When the &EM_ACTION
macro variable is set to TRAIN, the reg_train.source entry is executed.
This extension node simply executes the REG procedure. The extension
node has data requirements:
-
There must be a training data set
imported by the node. If not, an exception is thrown indicating that
the user must specify a training data set.
Note: In this example, the exception
string has been set to an encoding string that is recognized by the
SAS Enterprise Miner client.
-
There must be an interval target
variable. If not, an exception is thrown indicating that the user
must specify an interval target variable.
The %EM_GETNAME macro
is called to initialize the &EM_USER_OUTEST and &EM_USER_EFFECTS
macro variables. These data sets are used to store the parameter estimates.
%macro train;
%if %sysfunc(index(&EM_DEBUG, SOURCE))>0 or
%sysfunc(index(&EM_DEBUG, ALL))>0 %then %do;
options mprint;
%end;
%if (^%sysfunc(exist(&EM_IMPORT_DATA)) and
^%sysfunc(exist(&EM_IMPORT_DATA, VIEW)))
or "&EM_IMPORT_DATA" eq "" %then %do;
%let EMEXCEPTIONSTRING = exception.server.IMPORT.NOTRAIN,1;
%goto doenda;
%end;
%if (%EM_INTERVAL_TARGET eq ) %then %do;
%let EMEXCEPTIONSTRING = exception.server.METADATA.USE1INTERVALTARGET;
%goto doenda;
%end;
%em_getname(key=OUTEST, TYPE=DATA);
%em_getname(key=EFFECTS, type=DATA);
%procreg;
%makeScoreCode;
%em_model(TARGET=&targetvar,
ASSESS=Y,
DECSCORECODE=Y,
FITSTATISTICS=Y,
CLASSIFICATION=N,
RESIDUALS=Y);
%em_report(key=EFFECTS,
viewtype=BAR,
TIPTEXT=VARIABLE,
X=VARIABLE,
Freq=TVALUE,
Autodisplay=Y,
description=%nrbquote(Effects Plot),
block=MODEL);
%doenda:
%mend train;
In the %procreg macro,
we fit a linear regression model using the REG procedure:
-
Using the ODS system, create the
EFFECTS data set containing the parameter estimates.
-
If the Details property is set
to Yes (corresponds to the &EM_PROPERTY_DETAILS macro variable),
then the DETAILS options of the MODEL statement is used.
-
The model uses all interval and
rejected variables with the “Use” attribute set to “Yes”.

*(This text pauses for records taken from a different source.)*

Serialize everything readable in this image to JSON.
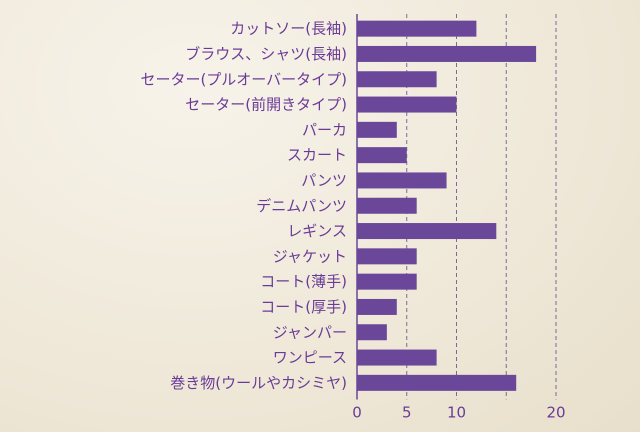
{
  "chart_data": {
    "type": "bar",
    "orientation": "horizontal",
    "categories": [
      "カットソー(長袖)",
      "ブラウス、シャツ(長袖)",
      "セーター(プルオーバータイプ)",
      "セーター(前開きタイプ)",
      "パーカ",
      "スカート",
      "パンツ",
      "デニムパンツ",
      "レギンス",
      "ジャケット",
      "コート(薄手)",
      "コート(厚手)",
      "ジャンパー",
      "ワンピース",
      "巻き物(ウールやカシミヤ)"
    ],
    "values": [
      12,
      18,
      8,
      10,
      4,
      5,
      9,
      6,
      14,
      6,
      6,
      4,
      3,
      8,
      16
    ],
    "xlim": [
      0,
      20
    ],
    "xticks": [
      0,
      5,
      10,
      20
    ],
    "gridlines": [
      5,
      10,
      15,
      20
    ],
    "grid": true,
    "bar_color": "#6b4799",
    "text_color": "#6a3b96"
  }
}
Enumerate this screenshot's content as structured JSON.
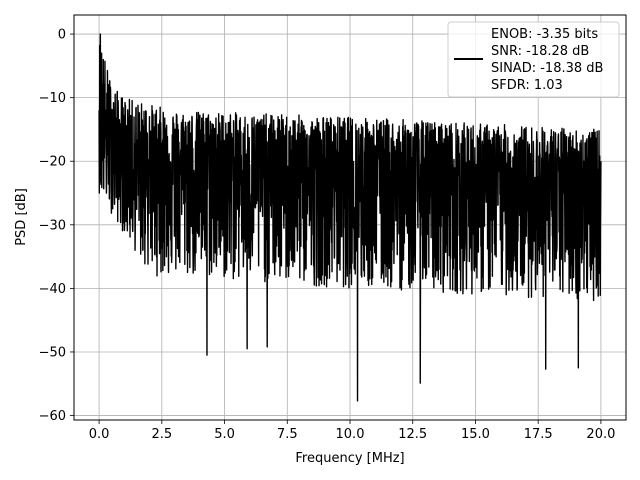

Those variables are assigned to the %EM_INTERVAL_INPUT and %EM_INTERVAL_REJECTED
macros.
-
If a frequency variable is defined,
the FREQ statement is used.
%macro procreg;
%global targetVar;
%let targetVar = %scan(%EM_INTERVAL_TARGET, 1, );
ods output parameterestimates= &EM_USER_EFFECTS;
proc reg data=&EM_IMPORT_DATA OUTEST=&EM_USER_OUTEST;
model &targetVar = %EM_INTERVAL_INPUT %EM_INTERVAL_REJECTED
%if %upcase(&EM_PROPERTY_METHOD) ne NONE %then %do;
selection= &EM_PROPERTY_METHOD
%end;
;
%if %EM_FREQ ne %then %do;
freq %EM_FREQ;
%end;
run;
ods _all_ close;
ods listing;
%mend procreg;
The EFFECTS data set
has the following structure:
Model Dependent Variable DF Estimate StdErr tValue Probt
MODEL1 amount Intercept 1 -1130.54625 534.48857 -2.12 0.0347
MODEL1 amount age 1 14.12780 5.53920 2.55 0.0109
MODEL1 amount duration 1 136.22034 5.32411 25.59 <.0001
MODEL1 amount employed 1 -108.10434 52.16738 -2.07 0.0385
MODEL1 amount foreign 1 567.01572 323.58225 1.75 0.0800
MODEL1 amount installp 1 -830.99671 54.44354 -15.26 <.0001
MODEL1 amount job 1 570.83009 103.14025 5.53 <.0001
MODEL1 amount property 1 263.71329 62.04117 4.25 <.0001
MODEL1 amount savings 1 56.29680 38.38939 1.47 0.1428
MODEL1 amount telephon 1 642.84575 135.33767 4.75 <.0001
You can easily generate
the scoring code using this data set.
The OUTEST data set
contains the parameter estimates for variables in the final model,
but also identifies variables that are excluded from the model. It
has the following structure:
_MODEL_ _TYPE_ _DEPVAR_ _RMSE_ Intercept age
MODEL1 PARMS amount 1892.16 -1130.55 14.1278
checking coapp depends
. . .
Note that the above
output has been separated onto multiple rows for display purposes
only.
The %makeScoreCode macro
retrieves the name of the predicted variable using the decision metadata
data set. If only one target variable is defined, that data set corresponds
to the &EM_DEC_DECMETA macro variable. If multiple target variables
are defined, you can retrieve the decision metadata data set from
the &EM_TARGETDECINFO data set.
The %fillfile macro
processes the EFFECTS data set, generates the scoring code, and saves
it in the &EM_FILE_EMPUBLISHSCORECODE and &EM_FILE_FLOWSCORECODE
files that correspond to the Publish and Flow scoring code, respectively.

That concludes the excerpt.